| HN Mirror

Y	Hacker News new \| ask \| show \| jobs

by bonoboTP 2385 days ago

> Why an imbalanced total ratio? Why not average length of heads? Average number of occurrences of "HT"? Frequency of alternations between H and T? Average fraction of times H appears counting only even tosses? Given the combinatorial explosion of possible criteria, I guarantee you I can find a simple-sounding criterion on which any desired string of fair tosses gets a low p-value.

Sure you can p-hack and people definitely do it. Still, good papers argue for any unconventional choice of what they mean by extreme.

> Let's say I think the string "HHTHT" is extremely indicative of conspiracy.

Then I as your peer-reviewer will say I require more justification for your premise. Usually what counts as more extreme is not up to each paper to define, but depends on the conventions of a field that were agreed upon by domain-level reasoning, so you don't always have so many degrees of freedom left (but still have some, that's why p-hacking is a hot topic.)

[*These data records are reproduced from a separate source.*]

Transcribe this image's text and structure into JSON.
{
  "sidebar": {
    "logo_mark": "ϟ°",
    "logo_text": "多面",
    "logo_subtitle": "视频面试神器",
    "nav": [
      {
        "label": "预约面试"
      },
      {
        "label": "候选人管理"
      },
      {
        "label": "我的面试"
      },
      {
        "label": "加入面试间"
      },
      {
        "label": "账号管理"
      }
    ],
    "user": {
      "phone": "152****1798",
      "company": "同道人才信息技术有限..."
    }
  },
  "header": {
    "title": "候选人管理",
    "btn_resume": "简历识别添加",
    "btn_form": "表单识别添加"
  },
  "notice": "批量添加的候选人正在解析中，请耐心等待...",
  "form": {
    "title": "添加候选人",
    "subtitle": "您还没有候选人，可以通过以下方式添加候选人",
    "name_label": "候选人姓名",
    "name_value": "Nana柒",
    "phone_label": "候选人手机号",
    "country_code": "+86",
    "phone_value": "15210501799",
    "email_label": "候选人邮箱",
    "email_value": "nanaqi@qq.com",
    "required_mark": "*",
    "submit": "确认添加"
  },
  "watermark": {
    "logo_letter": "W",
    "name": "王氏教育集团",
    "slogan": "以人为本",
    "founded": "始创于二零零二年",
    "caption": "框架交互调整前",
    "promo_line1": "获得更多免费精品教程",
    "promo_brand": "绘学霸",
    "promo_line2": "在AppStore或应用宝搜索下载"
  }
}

Again, you're arguing against p-hacking: coming up with your criterion for what counts as extreme after looking at your observation.

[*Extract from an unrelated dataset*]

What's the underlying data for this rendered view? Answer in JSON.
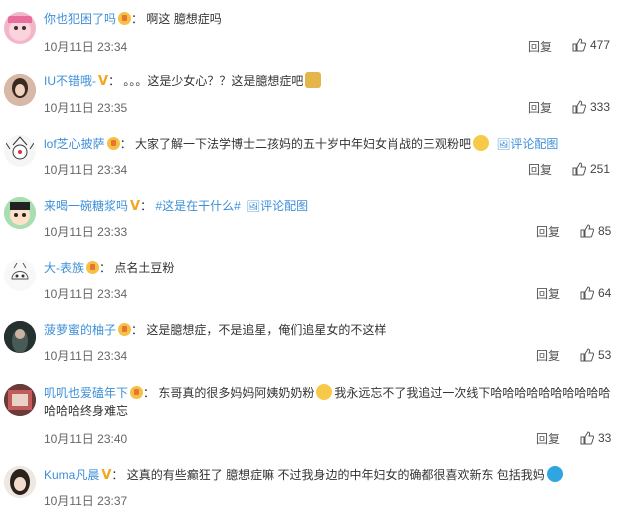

Indeed if we assume no p-hacking, things look much nicer. If for some reason you've for years argued on YouTube that there's a conspiracy to make the 5 coin tosses that person X will perform on live TV on this and this date to be biased towards HHTHT, and then it actually does end up being HHTHT on live TV, then I think it's fair to say we can reject the null hypothesis at the level of p=1/32. It doesn't mean we absolutely for eternity have rejected it, but I guess it's worth accepting a paper about your analysis and discussion (taking the analogy back to science). We're already accepting a 5% false positive ratio anyway.